In this project , we will build an image caption generator to load a random image and give some captions describing the image. We will use Convolutional Neural Network (CNN) for image feature extraction and Long Short-Term Memory Network (LSTM) for Natural Language Processing (NLP).
The objective of the project is to predict the captions for the input image. The dataset consists of 8k images and 5 captions for each image. The features are extracted from both the image and the text captions for input.
The features will be concatenated to predict the next word of the caption. CNN is used for image and LSTM is used for text. BLEU Score is used as a metric to evaluate the performance of the trained model.
Download the Flickr dataset here
Used VGG16() model fot image features extraction.Fully connected layer of the VGG16 model is not needed, just the previous layers to extract feature results.

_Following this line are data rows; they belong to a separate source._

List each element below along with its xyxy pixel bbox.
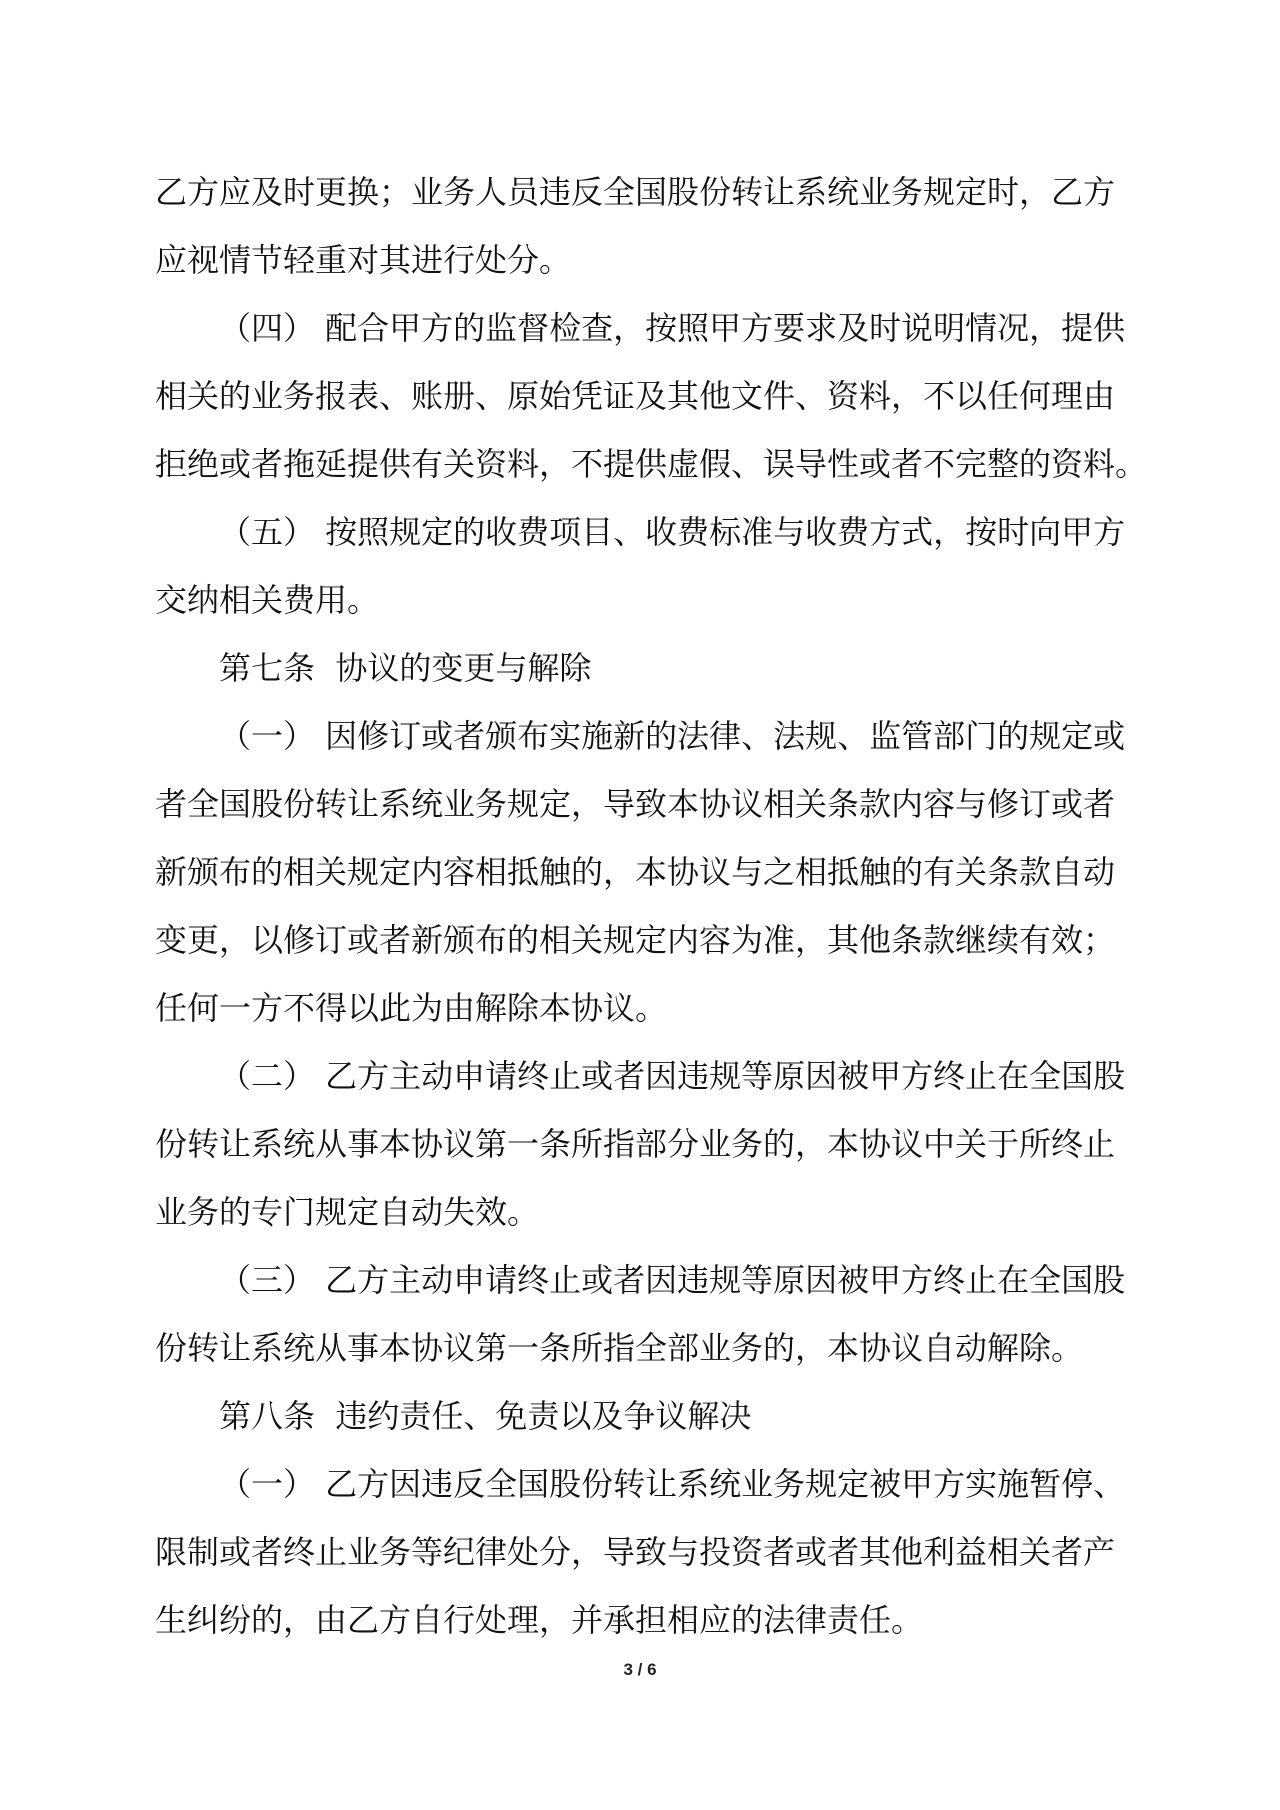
clause-item-4: （四） 配合甲方的监督检查，按照甲方要求及时说明情况，提供 bbox=[219, 309, 1126, 347]
paragraph-line: 变更，以修订或者新颁布的相关规定内容为准，其他条款继续有效； bbox=[155, 921, 1116, 959]
paragraph-line: 生纠纷的，由乙方自行处理，并承担相应的法律责任。 bbox=[155, 1601, 924, 1639]
paragraph-line: 任何一方不得以此为由解除本协议。 bbox=[155, 989, 668, 1027]
paragraph-line: 限制或者终止业务等纪律处分，导致与投资者或者其他利益相关者产 bbox=[155, 1533, 1116, 1571]
article-7-item-1: （一） 因修订或者颁布实施新的法律、法规、监管部门的规定或 bbox=[219, 717, 1126, 755]
paragraph-line: 乙方应及时更换；业务人员违反全国股份转让系统业务规定时，乙方 bbox=[155, 173, 1116, 211]
paragraph-line: 份转让系统从事本协议第一条所指部分业务的，本协议中关于所终止 bbox=[155, 1125, 1116, 1163]
paragraph-line: 应视情节轻重对其进行处分。 bbox=[155, 241, 572, 279]
article-7-item-3: （三） 乙方主动申请终止或者因违规等原因被甲方终止在全国股 bbox=[219, 1261, 1126, 1299]
clause-item-5: （五） 按照规定的收费项目、收费标准与收费方式，按时向甲方 bbox=[219, 513, 1126, 551]
paragraph-line: 交纳相关费用。 bbox=[155, 581, 380, 619]
article-8-item-1: （一） 乙方因违反全国股份转让系统业务规定被甲方实施暂停、 bbox=[219, 1465, 1126, 1503]
article-8-heading: 第八条 违约责任、免责以及争议解决 bbox=[219, 1397, 752, 1435]
article-7-heading: 第七条 协议的变更与解除 bbox=[219, 649, 592, 687]
paragraph-line: 拒绝或者拖延提供有关资料，不提供虚假、误导性或者不完整的资料。 bbox=[155, 445, 1148, 483]
paragraph-line: 份转让系统从事本协议第一条所指全部业务的，本协议自动解除。 bbox=[155, 1329, 1084, 1367]
document-body bbox=[155, 158, 1148, 1654]
article-7-item-2: （二） 乙方主动申请终止或者因违规等原因被甲方终止在全国股 bbox=[219, 1057, 1126, 1095]
paragraph-line: 新颁布的相关规定内容相抵触的，本协议与之相抵触的有关条款自动 bbox=[155, 853, 1116, 891]
paragraph-line: 业务的专门规定自动失效。 bbox=[155, 1193, 540, 1231]
paragraph-line: 者全国股份转让系统业务规定，导致本协议相关条款内容与修订或者 bbox=[155, 785, 1116, 823]
page-number: 3 / 6 bbox=[623, 1660, 657, 1679]
paragraph-line: 相关的业务报表、账册、原始凭证及其他文件、资料，不以任何理由 bbox=[155, 377, 1116, 415]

Dictionary 'features' is created and will be loaded with the extracted features of image data
load_img(img_path, target_size=(224, 224)) - custom dimension to resize the image when loaded to the array
image.reshape((1, image.shape[0], image.shape[1], image.shape[2])) - reshaping the image data to preprocess in a RGB type image.
model.predict(image, verbose=0) - extraction of features from the image
img_name.split('.')[0] - split of the image name from the extension to load only the image name.
Defined to clean and convert the text for quicker process and better results.
Example:
['A child in a pink dress is climbing up a set of stairs in an entry way .', 'A girl going into a wooden building .', 'A little girl climbing into a wooden playhouse .', 'A little girl climbing the stairs to her playhouse .', 'A little girl in a pink dress going into a wooden cabin .']
After cleaning:
['startseq child in pink dress is climbing up set of stairs in an entry way endseq', 'startseq girl going into wooden building endseq', 'startseq little girl climbing into wooden playhouse endseq', 'startseq little girl climbing the stairs to her playhouse endseq', 'startseq little girl in pink dress going into wooden cabin endseq']
Words with one letter was deleted
All special characters were deleted
'startseq' and 'endseq' tags were added to indicate the start and end of a caption for easier processing
shape=(4096,)- output length of the features from the VGG model
Dense - single dimension linear layer array
Dropout() - used to add regularization to the data, avoiding over fitting & dropping out a fraction of the data from the layers
model.compile() - compilation of the model
loss=’sparse_categorical_crossentropy’ - loss function for category outputs
optimizer=’adam’ - automatically adjust the learning rate for the model over the no. of epochs
Model plot shows the concatenation of the inputs and outputs into a single layer
Feature extraction of image was already done using VGG, no CNN model was needed in this step.
Training the model by increasing the no. of epochs can give better and more accurate results.
Processing large amount of data can take a lot of time and system resource.
The no. of layers of the model can be increased if you want to process large dataset like flickr32k.
Instead of VGG16, we can also use CNN model to extract the image features.